Eigentlich ist jedes Jahr ein Beethoven-Jahr. Zumindest führt der Bonner Jahr für Jahr die Statistiken der meistgespielten klassischen Komponisten an und wechselt sich dabei höchstens mal mit Mozart ab. Da ist also grundsätzlich wenig Luft nach oben, wenn in diesem Jahr Beethovens 250. Geburtstag gefeiert wird. Es sei denn, man findet Gefallen an noch mehr Götterfunken, noch mehr Tatatataa und noch mehr Mondscheinsonaten. Aber wer tut das schon?

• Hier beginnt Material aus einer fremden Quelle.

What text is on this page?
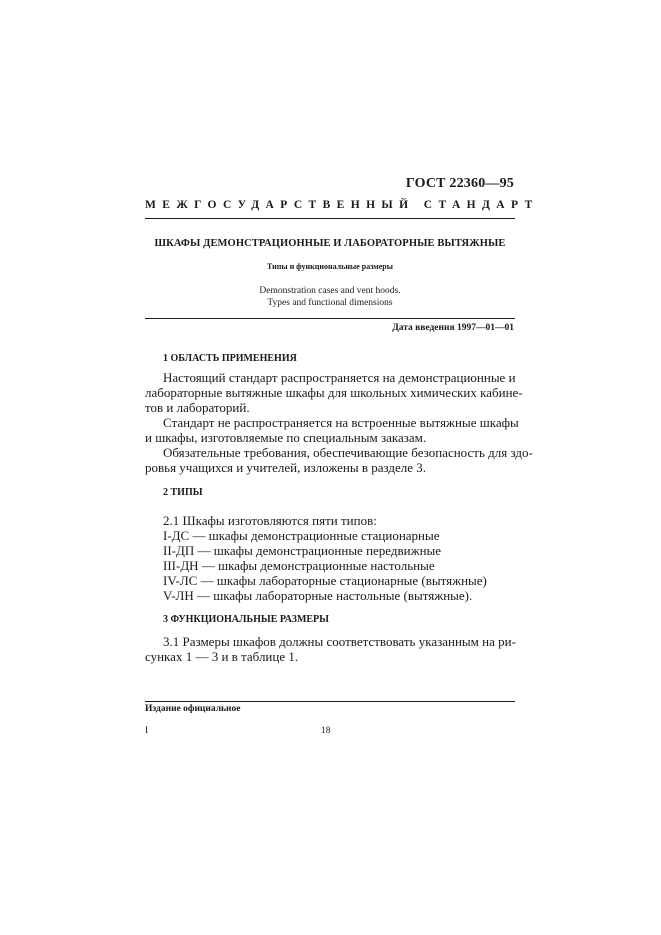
ГОСТ 22360—95
МЕЖГОСУДАРСТВЕННЫЙ СТАНДАРТ
ШКАФЫ ДЕМОНСТРАЦИОННЫЕ И ЛАБОРАТОРНЫЕ ВЫТЯЖНЫЕ
Типы и функциональные размеры
Demonstration cases and vent hoods.
Types and functional dimensions
Дата введения 1997—01—01
1 ОБЛАСТЬ ПРИМЕНЕНИЯ
Настоящий стандарт распространяется на демонстрационные и
лабораторные вытяжные шкафы для школьных химических кабине-
тов и лабораторий.
Стандарт не распространяется на встроенные вытяжные шкафы
и шкафы, изготовляемые по специальным заказам.
Обязательные требования, обеспечивающие безопасность для здо-
ровья учащихся и учителей, изложены в разделе 3.
2 ТИПЫ
2.1 Шкафы изготовляются пяти типов:
I-ДС — шкафы демонстрационные стационарные
II-ДП — шкафы демонстрационные передвижные
III-ДН — шкафы демонстрационные настольные
IV-ЛС — шкафы лабораторные стационарные (вытяжные)
V-ЛН — шкафы лабораторные настольные (вытяжные).
3 ФУНКЦИОНАЛЬНЫЕ РАЗМЕРЫ
3.1 Размеры шкафов должны соответствовать указанным на ри-
сунках 1 — 3 и в таблице 1.
Издание официальное
I	18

Beethoven gegen den Populismus

Dennoch wird es wohl so kommen. Daniel Barenboim wird mit seinem West-Eastern Divan Orchestra in Bonn aufspielen – wenig überraschend mit der Neunten. Die Berliner Philharmoniker planen einen 24 Stunden langen Beethoven-Marathon. Nur unwesentlich mehr Kreativität beweist der Kultursender Arte und überträgt alle neun Sinfonien live aus neun verschiedenen Städten Europas. Die Message ist klar: Beethoven, der Komponist der Europahymne, hätte für den Zusammenhalt Europas gekämpft. Mit ihm hätte es keinen Brexit gegeben und sicherlich auch keine AfD. Schade, dass man ihn nicht in die Politik wählen kann, sondern nur auf die Konzertprogramme. Das geschieht in diesem Jubeljahr aber umso eifriger.

Beethoven der Popstar

Ein einziger Mitspieler im Jubiläum hat da weiter gedacht: die Telekom. Dem drohenden Beethoven-Overkill weicht sie von vornherein aus, indem sie Robbie Williams für einem Konzert in Bonn verpflichtet hat. Was das mit Beethoven zu tun hat? Nichts, aber genau darum geht es ja. Robbie Williams hat gleichwohl in einer Videobotschaft beteuert: „Ob ihr es glaubt oder nicht, ich komme wegen Beethoven.“ Das muss reichen an Beethoven-Bezug. Ok, eine stille Message gibt es natürlich auch hier: Beethoven war seinerzeit ein Popstar – so wie heute Robbie Williams. So oder so ähnlich sieht das Telekom-Chef Timotheus Höttges. Und weil es heute Robbie Williams gibt, brauchen wir uns mit Beethoven eigentlich gar nicht mehr zu beschäftigen. Danke, Herr Höttges.

Doch wir tun dem Konzern unrecht. Denn tatsächlich hat er die Aufführung einer Beethoven-Sinfonie initiiert, die so unbekannt ist, dass nicht einmal Beethoven von ihr wusste. Dieser hat zu Lebzeiten eine zehnte Sinfonie zu komponieren begonnen. Davon existieren aber nur ein paar Notizen. Nun soll diese Sinfonie mithilfe von künstlicher Intelligenz im Sinne Beethovens geschrieben werden. Ein Team aus Musikwissenschaftlern, Komponisten und Computer-Experten arbeitet daran. Die Aufführung ist für den 28. April geplant. Immerhin ein ergebnisoffenes Experiment. Dafür muss man dankbar sein.

Beethoven als Klimaschützer

Beethoven war übrigens auch Umweltaktivist und Klimaschützer. Den Beweis liefert seine 6. Sinfonie, die so genannte Pastorale. Beethoven muss beim Komponieren die Klimaerwärmung vorhergesehen haben. Zwischen Bachgeplätscher, Vogelzwitschern und Gewittergrollen sieht man förmlich Greta tanzen. Der britische Pianist Paul Barton formuliert das so: Die Pastorale „inspiriert uns, die Kraft zu finden, die wir gemeinsam für den Erhalt unseres Planeten benötigen.“ Daher spielt er die Sechste schonmal thailändischen Elefanten vor. Das ist Teil des weltweiten „Beethoven Pastoral Projects“ im Beethoven-Jahr. Niemand behaupte, die große Beethoven-Party kenne keine kreativen Momente.